By passing the Employee Free Choice Act (EFCA) and imposing card checks on Corporate America, the Democrats will – in effect – eliminate the free speech of workers. Since 1935, when the National Labor Relations Act was passed and signed into law, workers were assured that their opinions about unionization would be protected. During secret ballot elections in which employees could vote their preference about unionization, the opinions of workers would be kept private. Under the EFCA, however, private opinions will no longer be private. A worker’s colleagues and union organizers will readily know if that worker is in favor of unionization. Such a worker will no doubt be pressured and perhaps coerced into signing a card check authorizing union representation.

As two former Justice Department lawyers, David B. Rivkin Jr. and Lee A. Casey, who served under President Reagan and President George H. W. Bush,  wrote in a recent Wall Street Journal editorial: "Three of the Constitution's Framers -- James Madison, Alexander Hamilton and John Jay -- wrote the Federalist Papers supporting its ratification under the anonymous pen name Publius." If they had announced their identities, British authorities would have arrested them for sedition.
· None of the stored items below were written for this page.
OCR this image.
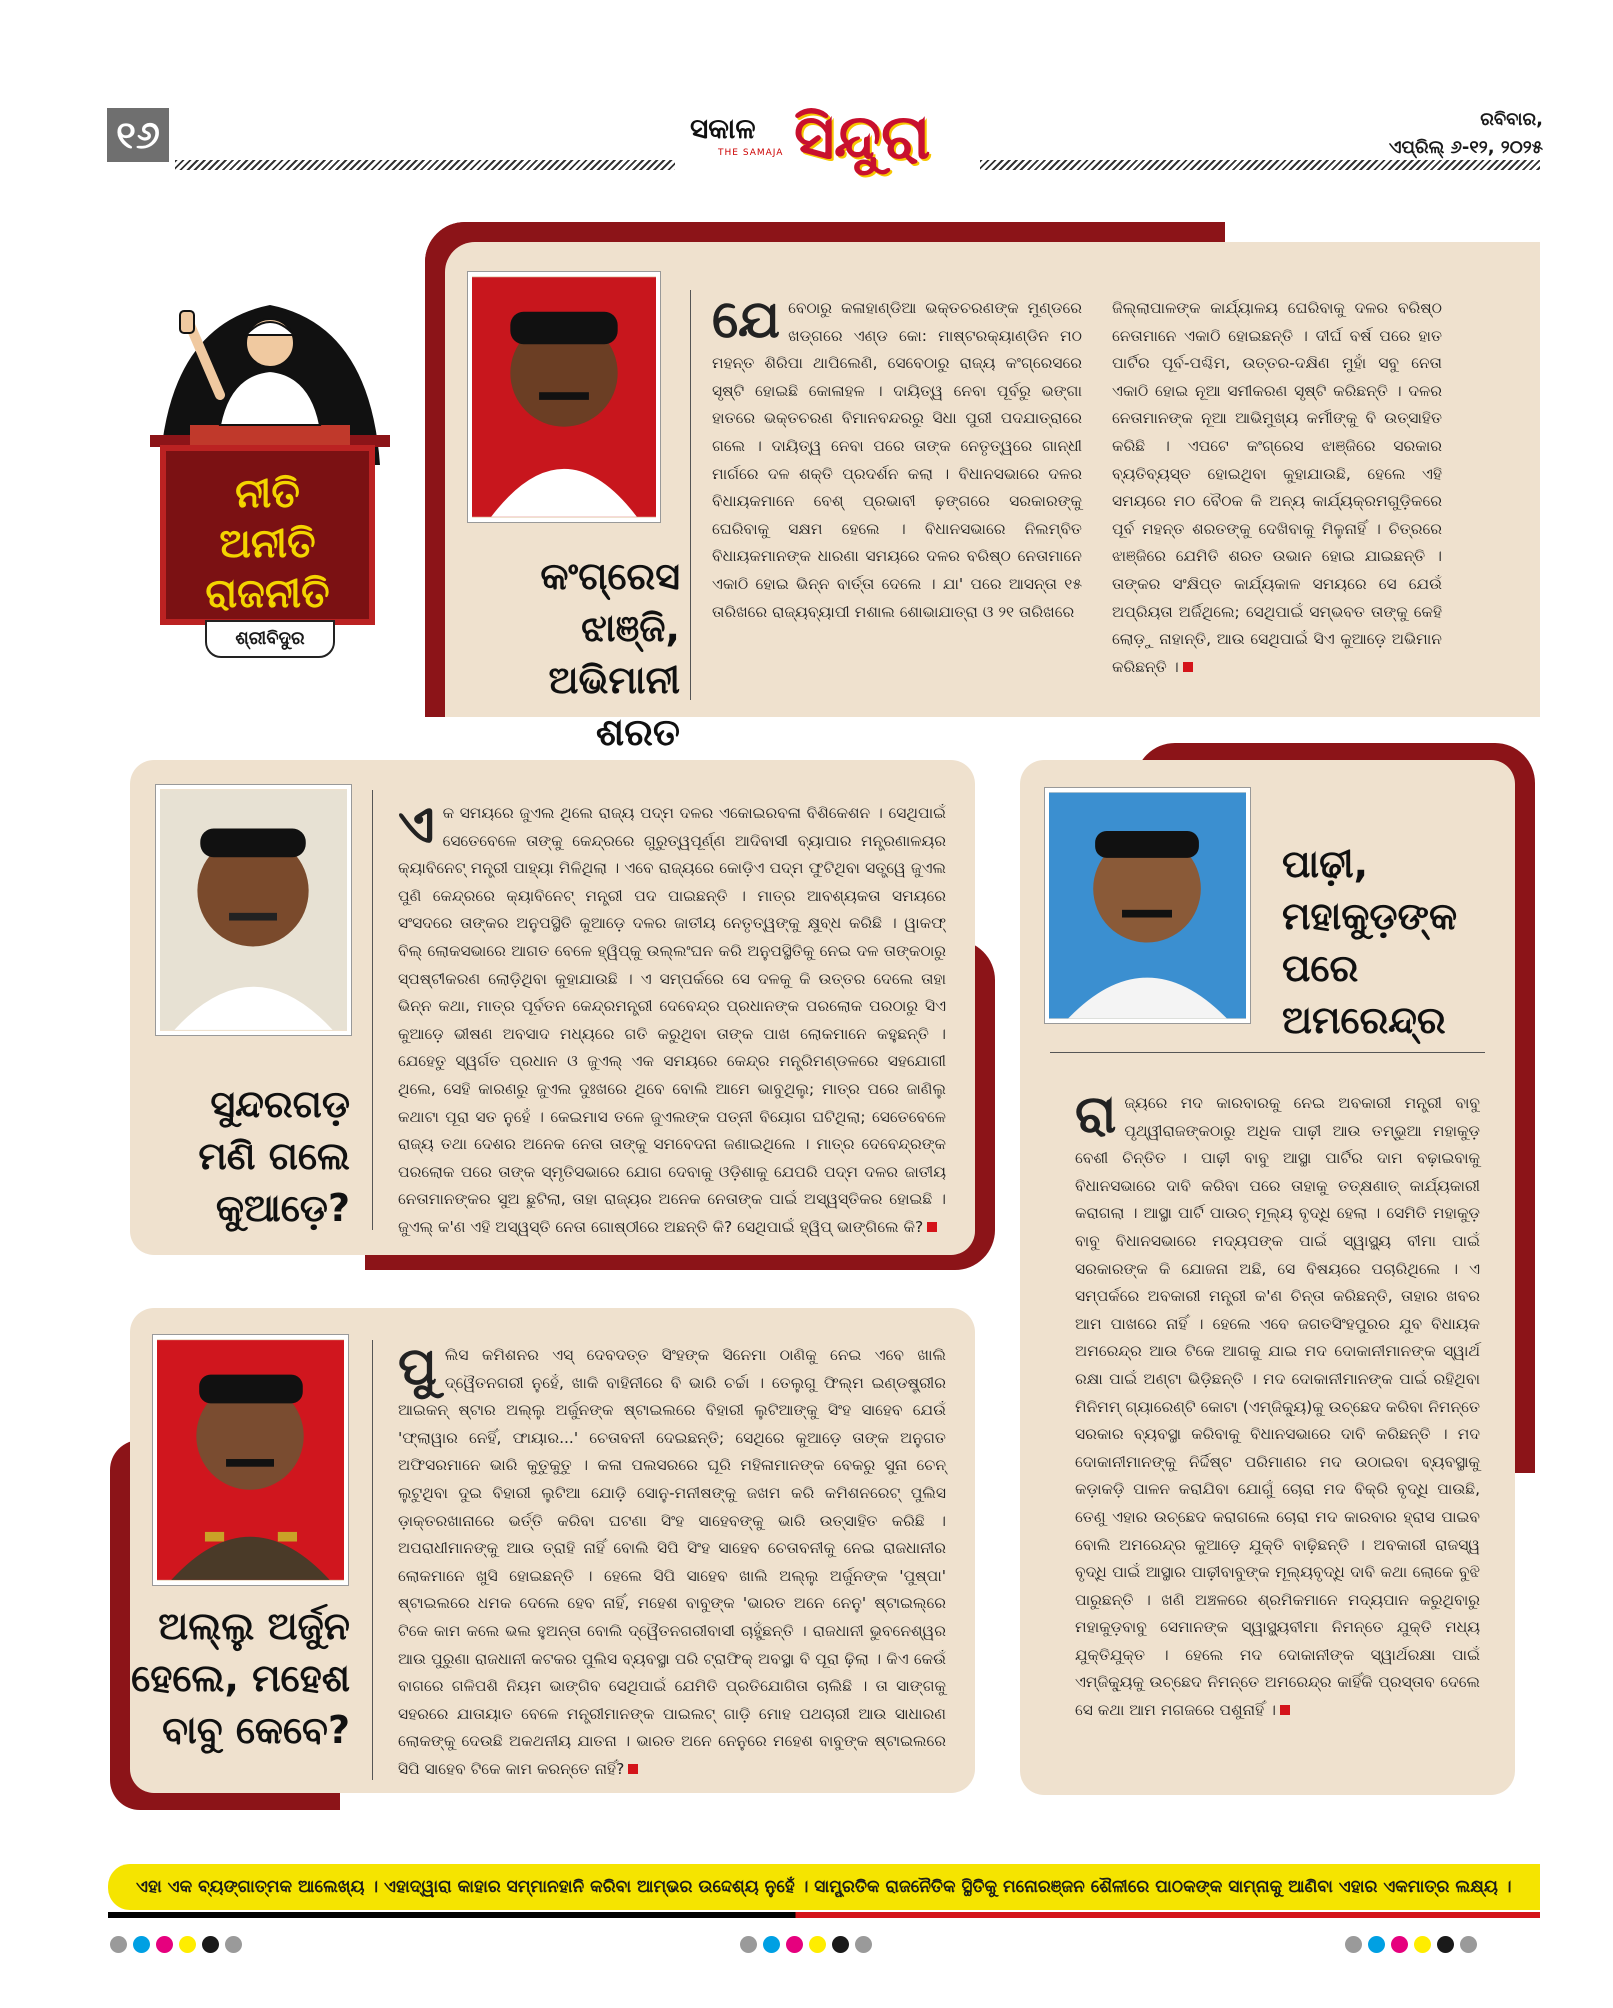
୧୬	ସକାଳ
THE SAMAJA ସିନ୍ଦୁରା	ରବିବାର,
ଏପ୍ରିଲ୍ ୬-୧୨, ୨୦୨୫
ନୀତି
ଅନୀତି
ରାଜନୀତି
ଶ୍ରୀବିଦୁର
କଂଗ୍ରେସ ଝାଞ୍ଜି,
ଅଭିମାନୀ
ଶରତ
ଯେବେଠାରୁ କଳାହାଣ୍ଡିଆ ଭକ୍ତଚରଣଙ୍କ ମୁଣ୍ଡରେ ଖଡ୍ଗରେ ଏଣ୍ଡ କୋ: ମାଷ୍ଟରକ୍ୟାଣ୍ଡିନ ମଠ ମହନ୍ତ ଶିରିପା ଥାପିଲେଣି, ସେବେଠାରୁ ରାଜ୍ୟ କଂଗ୍ରେସରେ ସୃଷ୍ଟି ହୋଇଛି କୋଳାହଳ । ଦାୟିତ୍ୱ ନେବା ପୂର୍ବରୁ ଭଙ୍ଗା ହାତରେ ଭକ୍ତଚରଣ ବିମାନବନ୍ଦରରୁ ସିଧା ପୁରୀ ପଦଯାତ୍ରାରେ ଗଲେ । ଦାୟିତ୍ୱ ନେବା ପରେ ତାଙ୍କ ନେତୃତ୍ୱରେ ଗାନ୍ଧୀ ମାର୍ଗରେ ଦଳ ଶକ୍ତି ପ୍ରଦର୍ଶନ କଲା । ବିଧାନସଭାରେ ଦଳର ବିଧାୟକମାନେ ବେଶ୍ ପ୍ରଭାବୀ ଢ଼ଙ୍ଗରେ ସରକାରଙ୍କୁ ଘେରିବାକୁ ସକ୍ଷମ ହେଲେ । ବିଧାନସଭାରେ ନିଲମ୍ବିତ ବିଧାୟକମାନଙ୍କ ଧାରଣା ସମୟରେ ଦଳର ବରିଷ୍ଠ ନେତାମାନେ ଏକାଠି ହୋଇ ଭିନ୍ନ ବାର୍ତ୍ତା ଦେଲେ । ଯା' ପରେ ଆସନ୍ତା ୧୫ ତାରିଖରେ ରାଜ୍ୟବ୍ୟାପୀ ମଶାଲ ଶୋଭାଯାତ୍ରା ଓ ୨୧ ତାରିଖରେ
ଜିଲ୍ଲାପାଳଙ୍କ କାର୍ଯ୍ୟାଳୟ ଘେରିବାକୁ ଦଳର ବରିଷ୍ଠ ନେତାମାନେ ଏକାଠି ହୋଇଛନ୍ତି । ଦୀର୍ଘ ବର୍ଷ ପରେ ହାତ ପାର୍ଟିର ପୂର୍ବ-ପଶ୍ଚିମ, ଉତ୍ତର-ଦକ୍ଷିଣ ମୁହାଁ ସବୁ ନେତା ଏକାଠି ହୋଇ ନୂଆ ସମୀକରଣ ସୃଷ୍ଟି କରିଛନ୍ତି । ଦଳର ନେତାମାନଙ୍କ ନୂଆ ଆଭିମୁଖ୍ୟ କର୍ମୀଙ୍କୁ ବି ଉତ୍ସାହିତ କରିଛି । ଏପଟେ କଂଗ୍ରେସ ଝାଞ୍ଜିରେ ସରକାର ବ୍ୟତିବ୍ୟସ୍ତ ହୋଇଥିବା କୁହାଯାଉଛି, ହେଲେ ଏହି ସମୟରେ ମଠ ବୈଠକ କି ଅନ୍ୟ କାର୍ଯ୍ୟକ୍ରମଗୁଡ଼ିକରେ ପୂର୍ବ ମହନ୍ତ ଶରତଙ୍କୁ ଦେଖିବାକୁ ମିଳୁନାହିଁ । ଚିତ୍ରରେ ଝାଞ୍ଜିରେ ଯେମିତି ଶରତ ଉଭାନ ହୋଇ ଯାଇଛନ୍ତି । ତାଙ୍କର ସଂକ୍ଷିପ୍ତ କାର୍ଯ୍ୟକାଳ ସମୟରେ ସେ ଯେଉଁ ଅପ୍ରିୟତା ଅର୍ଜିଥିଲେ; ସେଥିପାଇଁ ସମ୍ଭବତ ତାଙ୍କୁ କେହି ଲୋଡ଼ୁ ନାହାନ୍ତି, ଆଉ ସେଥିପାଇଁ ସିଏ କୁଆଡ଼େ ଅଭିମାନ କରିଛନ୍ତି ।
ସୁନ୍ଦରଗଡ଼
ମଣି ଗଲେ
କୁଆଡ଼େ?
ଏକ ସମୟରେ ଜୁଏଲ ଥିଲେ ରାଜ୍ୟ ପଦ୍ମ ଦଳର ଏକୋଇରବଳା ବିଶିକେଶନ । ସେଥିପାଇଁ ସେତେବେଳେ ତାଙ୍କୁ କେନ୍ଦ୍ରରେ ଗୁରୁତ୍ୱପୂର୍ଣ୍ଣ ଆଦିବାସୀ ବ୍ୟାପାର ମନ୍ତ୍ରଣାଳୟର କ୍ୟାବିନେଟ୍ ମନ୍ତ୍ରୀ ପାହ୍ୟା ମିଳିଥିଲା । ଏବେ ରାଜ୍ୟରେ କୋଡ଼ିଏ ପଦ୍ମ ଫୁଟିଥିବା ସତ୍ତ୍ୱେ ଜୁଏଲ ପୁଣି କେନ୍ଦ୍ରରେ କ୍ୟାବିନେଟ୍ ମନ୍ତ୍ରୀ ପଦ ପାଇଛନ୍ତି । ମାତ୍ର ଆବଶ୍ୟକତା ସମୟରେ ସଂସଦରେ ତାଙ୍କର ଅନୁପସ୍ଥିତି କୁଆଡ଼େ ଦଳର ଜାତୀୟ ନେତୃତ୍ୱଙ୍କୁ କ୍ଷୁବ୍ଧ କରିଛି । ୱାକଫ୍ ବିଲ୍ ଲୋକସଭାରେ ଆଗତ ବେଳେ ହ୍ୱିପ୍‌କୁ ଉଲ୍ଲଂଘନ କରି ଅନୁପସ୍ଥିତିକୁ ନେଇ ଦଳ ତାଙ୍କଠାରୁ ସ୍ପଷ୍ଟୀକରଣ ଲୋଡ଼ିଥିବା କୁହାଯାଉଛି । ଏ ସମ୍ପର୍କରେ ସେ ଦଳକୁ କି ଉତ୍ତର ଦେଲେ ତାହା ଭିନ୍ନ କଥା, ମାତ୍ର ପୂର୍ବତନ କେନ୍ଦ୍ରମନ୍ତ୍ରୀ ଦେବେନ୍ଦ୍ର ପ୍ରଧାନଙ୍କ ପରଲୋକ ପରଠାରୁ ସିଏ କୁଆଡ଼େ ଭୀଷଣ ଅବସାଦ ମଧ୍ୟରେ ଗତି କରୁଥିବା ତାଙ୍କ ପାଖ ଲୋକମାନେ କହୁଛନ୍ତି । ଯେହେତୁ ସ୍ୱର୍ଗତ ପ୍ରଧାନ ଓ ଜୁଏଲ୍ ଏକ ସମୟରେ କେନ୍ଦ୍ର ମନ୍ତ୍ରିମଣ୍ଡଳରେ ସହଯୋଗୀ ଥିଲେ, ସେହି କାରଣରୁ ଜୁଏଲ ଦୁଃଖରେ ଥିବେ ବୋଲି ଆମେ ଭାବୁଥିଲୁ; ମାତ୍ର ପରେ ଜାଣିଲୁ କଥାଟା ପୂରା ସତ ନୁହେଁ । କେଇମାସ ତଳେ ଜୁଏଲଙ୍କ ପତ୍ନୀ ବିୟୋଗ ଘଟିଥିଲା; ସେତେବେଳେ ରାଜ୍ୟ ତଥା ଦେଶର ଅନେକ ନେତା ତାଙ୍କୁ ସମବେଦନା ଜଣାଇଥିଲେ । ମାତ୍ର ଦେବେନ୍ଦ୍ରଙ୍କ ପରଲୋକ ପରେ ତାଙ୍କ ସ୍ମୃତିସଭାରେ ଯୋଗ ଦେବାକୁ ଓଡ଼ିଶାକୁ ଯେପରି ପଦ୍ମ ଦଳର ଜାତୀୟ ନେତାମାନଙ୍କର ସୁଅ ଛୁଟିଲା, ତାହା ରାଜ୍ୟର ଅନେକ ନେତାଙ୍କ ପାଇଁ ଅସ୍ୱସ୍ତିକର ହୋଇଛି । ଜୁଏଲ୍ କ'ଣ ଏହି ଅସ୍ୱସ୍ତି ନେତା ଗୋଷ୍ଠୀରେ ଅଛନ୍ତି କି? ସେଥିପାଇଁ ହ୍ୱିପ୍ ଭାଙ୍ଗିଲେ କି?
ପାଢ଼ୀ,
ମହାକୁଡ଼ଙ୍କ
ପରେ
ଅମରେନ୍ଦ୍ର
ରାଜ୍ୟରେ ମଦ କାରବାରକୁ ନେଇ ଅବକାରୀ ମନ୍ତ୍ରୀ ବାବୁ ପୃଥ୍ୱୀରାଜଙ୍କଠାରୁ ଅଧିକ ପାଢ଼ୀ ଆଉ ତମ୍ଭୁଆ ମହାକୁଡ଼ ବେଶୀ ଚିନ୍ତିତ । ପାଢ଼ୀ ବାବୁ ଆସ୍ଥା ପାର୍ଟିର ଦାମ ବଢ଼ାଇବାକୁ ବିଧାନସଭାରେ ଦାବି କରିବା ପରେ ତାହାକୁ ତତ୍‌କ୍ଷଣାତ୍ କାର୍ଯ୍ୟକାରୀ କରାଗଲା । ଆସ୍ଥା ପାର୍ଟି ପାଉଚ୍ ମୂଲ୍ୟ ବୃଦ୍ଧି ହେଲା । ସେମିତି ମହାକୁଡ଼ ବାବୁ ବିଧାନସଭାରେ ମଦ୍ୟପଙ୍କ ପାଇଁ ସ୍ୱାସ୍ଥ୍ୟ ବୀମା ପାଇଁ ସରକାରଙ୍କ କି ଯୋଜନା ଅଛି, ସେ ବିଷୟରେ ପଚାରିଥିଲେ । ଏ ସମ୍ପର୍କରେ ଅବକାରୀ ମନ୍ତ୍ରୀ କ'ଣ ଚିନ୍ତା କରିଛନ୍ତି, ତାହାର ଖବର ଆମ ପାଖରେ ନାହିଁ । ହେଲେ ଏବେ ଜଗତସିଂହପୁରର ଯୁବ ବିଧାୟକ ଅମରେନ୍ଦ୍ର ଆଉ ଟିକେ ଆଗକୁ ଯାଇ ମଦ ଦୋକାନୀମାନଙ୍କ ସ୍ୱାର୍ଥ ରକ୍ଷା ପାଇଁ ଅଣ୍ଟା ଭିଡ଼ିଛନ୍ତି । ମଦ ଦୋକାନୀମାନଙ୍କ ପାଇଁ ରହିଥିବା ମିନିମମ୍ ଗ୍ୟାରେଣ୍ଟି କୋଟା (ଏମ୍‌ଜିକ୍ୟୁ)କୁ ଉଚ୍ଛେଦ କରିବା ନିମନ୍ତେ ସରକାର ବ୍ୟବସ୍ଥା କରିବାକୁ ବିଧାନସଭାରେ ଦାବି କରିଛନ୍ତି । ମଦ ଦୋକାନୀମାନଙ୍କୁ ନିର୍ଦ୍ଦିଷ୍ଟ ପରିମାଣର ମଦ ଉଠାଇବା ବ୍ୟବସ୍ଥାକୁ କଡ଼ାକଡ଼ି ପାଳନ କରାଯିବା ଯୋଗୁଁ ଚୋରା ମଦ ବିକ୍ରି ବୃଦ୍ଧି ପାଉଛି, ତେଣୁ ଏହାର ଉଚ୍ଛେଦ କରାଗଲେ ଚୋରା ମଦ କାରବାର ହ୍ରାସ ପାଇବ ବୋଲି ଅମରେନ୍ଦ୍ର କୁଆଡ଼େ ଯୁକ୍ତି ବାଢ଼ିଛନ୍ତି । ଅବକାରୀ ରାଜସ୍ୱ ବୃଦ୍ଧି ପାଇଁ ଆସ୍ଥାର ପାଢ଼ୀବାବୁଙ୍କ ମୂଲ୍ୟବୃଦ୍ଧି ଦାବି କଥା ଲୋକେ ବୁଝି ପାରୁଛନ୍ତି । ଖଣି ଅଞ୍ଚଳରେ ଶ୍ରମିକମାନେ ମଦ୍ୟପାନ କରୁଥିବାରୁ ମହାକୁଡ଼ବାବୁ ସେମାନଙ୍କ ସ୍ୱାସ୍ଥ୍ୟବୀମା ନିମନ୍ତେ ଯୁକ୍ତି ମଧ୍ୟ ଯୁକ୍ତିଯୁକ୍ତ । ହେଲେ ମଦ ଦୋକାନୀଙ୍କ ସ୍ୱାର୍ଥରକ୍ଷା ପାଇଁ ଏମ୍‌ଜିକ୍ୟୁକୁ ଉଚ୍ଛେଦ ନିମନ୍ତେ ଅମରେନ୍ଦ୍ର କାହିଁକି ପ୍ରସ୍ତାବ ଦେଲେ ସେ କଥା ଆମ ମଗଜରେ ପଶୁନାହିଁ ।
ଅଲ୍ଲୁ ଅର୍ଜୁନ
ହେଲେ, ମହେଶ
ବାବୁ କେବେ?
ପୁଲିସ କମିଶନର ଏସ୍ ଦେବଦତ୍ତ ସିଂହଙ୍କ ସିନେମା ଠାଣିକୁ ନେଇ ଏବେ ଖାଲି ଦ୍ୱୈତନଗରୀ ନୁହେଁ, ଖାକି ବାହିନୀରେ ବି ଭାରି ଚର୍ଚ୍ଚା । ତେଲୁଗୁ ଫିଲ୍ମ ଇଣ୍ଡଷ୍ଟ୍ରୀର ଆଇକନ୍ ଷ୍ଟାର ଅଲ୍ଲୁ ଅର୍ଜୁନଙ୍କ ଷ୍ଟାଇଲରେ ବିହାରୀ ଲୁଟିଆଙ୍କୁ ସିଂହ ସାହେବ ଯେଉଁ 'ଫ୍ଲାୱାର ନେହିଁ, ଫାୟାର...' ଚେତାବନୀ ଦେଇଛନ୍ତି; ସେଥିରେ କୁଆଡ଼େ ତାଙ୍କ ଅନୁଗତ ଅଫିସରମାନେ ଭାରି କୁତୁକୁତୁ । କଳା ପଲସରରେ ଘୂରି ମହିଳାମାନଙ୍କ ବେକରୁ ସୁନା ଚେନ୍ ଲୁଟୁଥିବା ଦୁଇ ବିହାରୀ ଲୁଟିଆ ଯୋଡ଼ି ସୋନୁ-ମନୀଷଙ୍କୁ ଜଖମ କରି କମିଶନରେଟ୍ ପୁଲିସ ଡ଼ାକ୍ତରଖାନାରେ ଭର୍ତ୍ତି କରିବା ଘଟଣା ସିଂହ ସାହେବଙ୍କୁ ଭାରି ଉତ୍ସାହିତ କରିଛି । ଅପରାଧୀମାନଙ୍କୁ ଆଉ ତ୍ରାହି ନାହିଁ ବୋଲି ସିପି ସିଂହ ସାହେବ ଚେତାବନୀକୁ ନେଇ ରାଜଧାନୀର ଲୋକମାନେ ଖୁସି ହୋଇଛନ୍ତି । ହେଲେ ସିପି ସାହେବ ଖାଲି ଅଲ୍ଲୁ ଅର୍ଜୁନଙ୍କ 'ପୁଷ୍ପା' ଷ୍ଟାଇଲରେ ଧମକ ଦେଲେ ହେବ ନାହିଁ, ମହେଶ ବାବୁଙ୍କ 'ଭାରତ ଅନେ ନେନୁ' ଷ୍ଟାଇଲ୍‌ରେ ଟିକେ କାମ କଲେ ଭଲ ହୁଅନ୍ତା ବୋଲି ଦ୍ୱୈତନଗରୀବାସୀ ଚାହୁଁଛନ୍ତି । ରାଜଧାନୀ ଭୁବନେଶ୍ୱର ଆଉ ପୁରୁଣା ରାଜଧାନୀ କଟକର ପୁଲିସ ବ୍ୟବସ୍ଥା ପରି ଟ୍ରାଫିକ୍ ଅବସ୍ଥା ବି ପୂରା ଢ଼ିଲା । କିଏ କେଉଁ ବାଗରେ ଗଳିପଶି ନିୟମ ଭାଙ୍ଗିବ ସେଥିପାଇଁ ଯେମିତି ପ୍ରତିଯୋଗିତା ଚାଲିଛି । ତା ସାଙ୍ଗକୁ ସହରରେ ଯାତାୟାତ ବେଳେ ମନ୍ତ୍ରୀମାନଙ୍କ ପାଇଲଟ୍ ଗାଡ଼ି ମୋହ ପଥଚାରୀ ଆଉ ସାଧାରଣ ଲୋକଙ୍କୁ ଦେଉଛି ଅକଥନୀୟ ଯାତନା । ଭାରତ ଅନେ ନେନୁରେ ମହେଶ ବାବୁଙ୍କ ଷ୍ଟାଇଲରେ ସିପି ସାହେବ ଟିକେ କାମ କରନ୍ତେ ନାହିଁ?
ଏହା ଏକ ବ୍ୟଙ୍ଗାତ୍ମକ ଆଲେଖ୍ୟ । ଏହାଦ୍ୱାରା କାହାର ସମ୍ମାନହାନି କରିବା ଆମ୍ଭର ଉଦ୍ଦେଶ୍ୟ ନୁହେଁ । ସାମ୍ପ୍ରତିକ ରାଜନୈତିକ ସ୍ଥିତିକୁ ମନୋରଞ୍ଜନ ଶୈଳୀରେ ପାଠକଙ୍କ ସାମ୍ନାକୁ ଆଣିବା ଏହାର ଏକମାତ୍ର ଲକ୍ଷ୍ୟ ।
The authors further wrote: "When courts have upheld restrictions on anonymous speech, they have required that such provisions be narrowly tailored to serve an overriding governmental interest." There is, obviously, no government interest in denying the protection of anonymity to workers.

Imagine what would happen to American democracy if we all had to state our votes in public, and our private speech was curtailed. We would all become victims of coercive politics. Strong arm tactics would be the order (or disorder) of the day.

This is another reason why the Employee Free Choice Act should not become the law of the land.